Conclusions— Our results suggest that in murine atherosclerosis, low-dose aspirin suppresses vascular inflammation and increases the stability of atherosclerotic plaques, both of which, together with its antiplatelet activity, contribute to its antiatherogenic effect. We conclude that low-dose aspirin might be rationally evaluated in the progression and evolution of human atherosclerotic plaque.
Received March 29, 2002; revision received June 4, 2002; accepted June 4, 2002.
Low-dose aspirin is used to prevent complications of atherosclerotic cardiovascular disease such as myocardial infarction and stroke, the No. 1 and No. 3 causes of death, respectively, in the United States.1 The therapeutic effect of aspirin is generally attributed to its platelet-inhibitory function.2,3⇓ Whether aspirin has in vivo a more profound and complex action, particularly on the vasculature, remains to be fully elucidated. The past decade has been characterized by growing evidence that atherosclerosis is an inflammatory disease of the vasculature.4 Thus, circulating levels of inflammatory markers predict the risk of cardiovascular events in the atherosclerotic disease,5 and aspirin intake reduces these levels and the risk of vascular events.6 Previously, we have shown that indomethacin, an aspirin-like drug, suppressed thromboxane (Tx)A2 biosynthesis and reduced atherosclerosis.7 In that study, indomethacin also significantly reduced prostacyclin (PGI2), which has anti-inflammatory activity in vitro. It inhibits platelet activation, leukocyte-adhesive interactions, and vascular smooth muscle cell migration and proliferation, mechanisms that may all have antiatherogenic effects.8 To the best of our knowledge, the effect of aspirin and other anti-inflammatory drugs on the vascular inflammatory component of atherogenesis and plaque composition is not known.

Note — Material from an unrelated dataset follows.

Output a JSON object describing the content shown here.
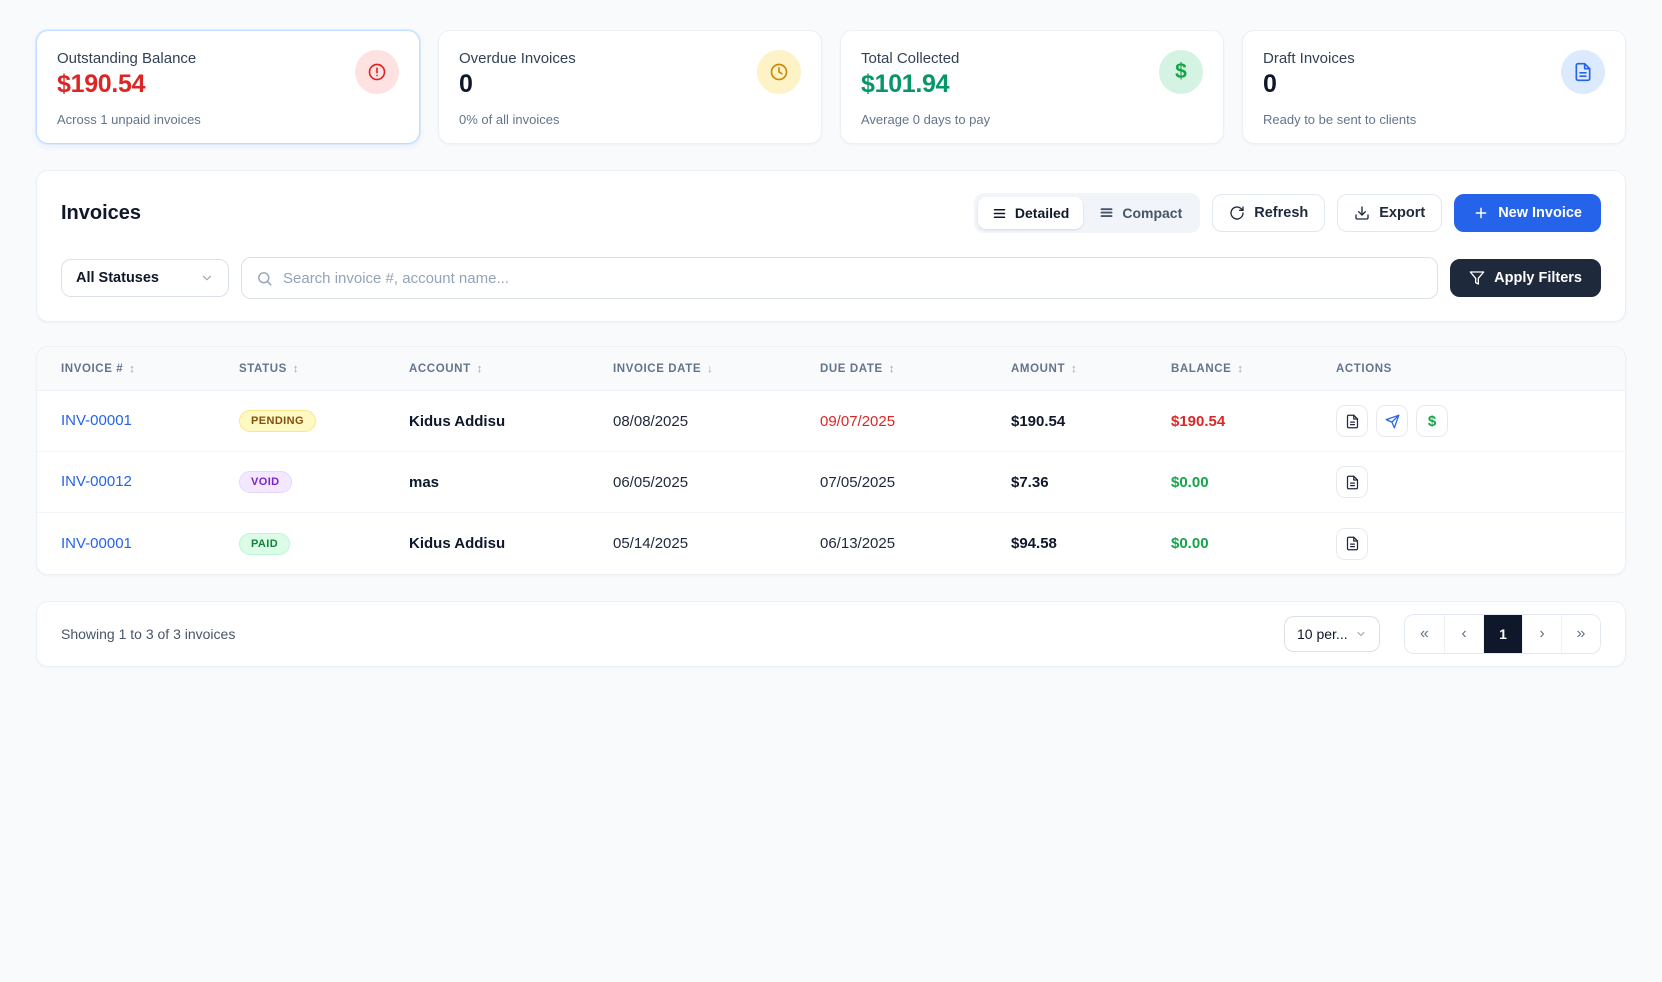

The present studies were designed to address two questions. First, we wished to determine whether low-dose aspirin had any effect on vascular inflammation during atherogenesis. Second, we wished to determine the effects of this pharmacological intervention on plaque composition in LDL receptor–deficient (LDLR−/−) mice on a high fat diet. Long-term administration of aspirin significantly reduces vascular inflammation and aortic atherosclerotic lesions. Furthermore, it decreases macrophage-foam cell content but increases the amount of collagen and the number of smooth muscle cells present in the atherosclerotic plaques. These findings demonstrate that aspirin manifests a potent antiatherogenic effect not only by inhibiting platelet activation but also by suppressing vascular inflammation and increasing plaque stability.
LDLR−/− mice (back-crossed 10 times to C57BL/6 mice) were obtained from Jackson Laboratories (Bar Harbor, Maine) at 6 weeks of age. All procedures and care of animals were approved by the IACUC of the University of Pennsylvania. After 2 weeks of acclimatization, they were fed a high fat diet (normal chow supplemented with 0.15% cholesterol and 20% butter fat) for the entire study. At this time, animals were divided into 2 groups (n=14 each) and randomized to receive placebo or aspirin (30 mg/L) in their drinking water, which was replaced with fresh water every other day. Considering that each animal drinks in average 3 to 4 mL of water per day, this would be equal to 90 to 120 μg aspirin per day for a mouse of 30-g of weight. On a body scale–adjusted scale, this amount would be equal to 180 to 240 mg/d if the animals weighed 60 kg. Urine and plasma were collected before aspirin was started (baseline, 8 weeks of age) and at the end of the study (26 weeks of age), as previously described.7,9⇓
COX-1 Activity Ex Vivo
Serum TxB2, urinary 2,3-dinor TxB2, and 2,3-dinor 6-keto PGF1α were measured by gas chromatography/mass spectrometry assays, as previously described.7,9⇓ Plasma cholesterol and triglyceride levels were determined enzymatically by using Sigma reagents (Sigma Chemical Co). Soluble intercellular adhesion molecule-1 (sICAM-1), monocyte chemoattractant protein-1 (MCP-1), tumor necrosis factor-α (TNF-α), and interleukin-12 p40 (IL-12p40) levels were measured by ELISA kits, following the manufacturer’s instructions (Pierce Endogen).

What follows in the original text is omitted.